Troj/Haxdoor-U

Category: Viruses and Spyware
Type: Trojan
Prevalence: No Reports

Download Download our free Virus Removal Tool - Find and remove threats your antivirus missed

Troj/Haxdoor-U is a backdoor Trojan that provides unauthorised access to an
infected computer.

Troj/Haxdoor-U attempts to copy itself to the Windows system folder with the
filename W32_SS.EXE and sets the following registry entry so as to run itself
on system startup:

HKLM\Software\Microsoft\Windows\CurrentVersion\Run\secboot

Troj/Haxdoor-U attempts to drop the following files in the Windows system
folder, each of which is also detected as Troj/Haxdoor-U:

BOOT32.SYS
C3.DLL
C3.SYS
C4.SYS
DEBUG.DLL
SDMAPI.SYS

Troj/Haxdoor-U also attempts to create the following log files:

P2.INI
KLOG.SYS
IN.A3D
PS.A3D

Troj/Haxdoor-U attempts to disable certain antivirus and security programs and
may attempt to prevent itself and its dropped components from being deleted.

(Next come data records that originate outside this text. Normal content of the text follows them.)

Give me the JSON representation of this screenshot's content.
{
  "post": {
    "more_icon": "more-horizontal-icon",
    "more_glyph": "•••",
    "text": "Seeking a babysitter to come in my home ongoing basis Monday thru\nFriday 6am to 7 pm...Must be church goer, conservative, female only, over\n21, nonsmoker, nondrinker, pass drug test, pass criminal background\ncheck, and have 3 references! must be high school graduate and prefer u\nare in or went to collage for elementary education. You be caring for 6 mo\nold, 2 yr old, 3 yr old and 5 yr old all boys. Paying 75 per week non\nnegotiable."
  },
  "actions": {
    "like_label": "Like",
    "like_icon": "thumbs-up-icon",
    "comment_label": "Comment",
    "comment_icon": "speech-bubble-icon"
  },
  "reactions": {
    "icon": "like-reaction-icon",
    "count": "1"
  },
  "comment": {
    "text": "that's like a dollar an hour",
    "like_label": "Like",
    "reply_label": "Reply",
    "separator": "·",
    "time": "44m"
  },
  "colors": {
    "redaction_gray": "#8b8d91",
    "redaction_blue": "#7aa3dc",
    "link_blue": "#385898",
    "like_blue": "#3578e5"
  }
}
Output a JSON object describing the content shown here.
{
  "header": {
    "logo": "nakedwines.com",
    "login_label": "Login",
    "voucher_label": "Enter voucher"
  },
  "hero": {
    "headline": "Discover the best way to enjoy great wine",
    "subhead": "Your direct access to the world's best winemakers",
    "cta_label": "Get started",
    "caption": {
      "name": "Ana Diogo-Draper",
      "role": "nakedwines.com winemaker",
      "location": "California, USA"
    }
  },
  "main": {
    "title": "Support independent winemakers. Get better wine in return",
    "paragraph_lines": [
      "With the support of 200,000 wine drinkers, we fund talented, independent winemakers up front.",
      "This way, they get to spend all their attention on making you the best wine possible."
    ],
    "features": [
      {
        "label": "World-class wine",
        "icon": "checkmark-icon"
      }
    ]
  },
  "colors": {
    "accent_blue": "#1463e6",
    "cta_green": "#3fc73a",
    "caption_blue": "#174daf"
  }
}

Troj/Haxdoor-U sets the following registry entries:

HKLM\SYSTEM\RADMIN\2.0\Parametrs\DisableTrayIcon
HKLM\SYSTEM\CurrentControlSet\Control\Impersonate
HKLM\System\CurrentControlSet\Control\Session Management\EnforceWriteProtection

Troj/Haxdoor-U will try to set some of the following registry entries depending
on what operating system is being run:

HKLM\SYSTEM\CurrentControlSet\Control\MPRServices\TestServices\
DllName = debugg.dll

HKLM\SYSTEM\CurrentControlSet\Control\MPRServices\TestServices\
EntryPoint = MemManager

HKLM\SYSTEM\CurrentControlSet\Control\MPRServices\TestServices\
StackSize = 0

HKLM\SOFTWARE\Microsoft\Windows NT\CurrentVersion\Winlogon\Notify\
debugg\DllName = debugg.dll

HKLM\SOFTWARE\Microsoft\Windows NT\CurrentVersion\Winlogon\Notify\
debugg\Startup = MemManager

HKLM\SOFTWARE\Microsoft\Windows NT\CurrentVersion\Winlogon\Notify\
debugg\Impersonate = 1

HKLM\SOFTWARE\Microsoft\Windows NT\CurrentVersion\Winlogon\Notify\
debugg\Asynchronous = 1

HKLM\SOFTWARE\Microsoft\Windows NT\CurrentVersion\Winlogon\Notify\
debugg\MaxWait = 1

Troj/Haxdoor-U also attempts to create two services in order to run two of the
dropped files on system startup. One service has a Service Name of SDMAPI
and a Display Name of KESDM and runs SDMAPI.SYS. The other service has a Service Name of BOOT32 and a Display Name of KEBOOT and runs BOOT32.SYS.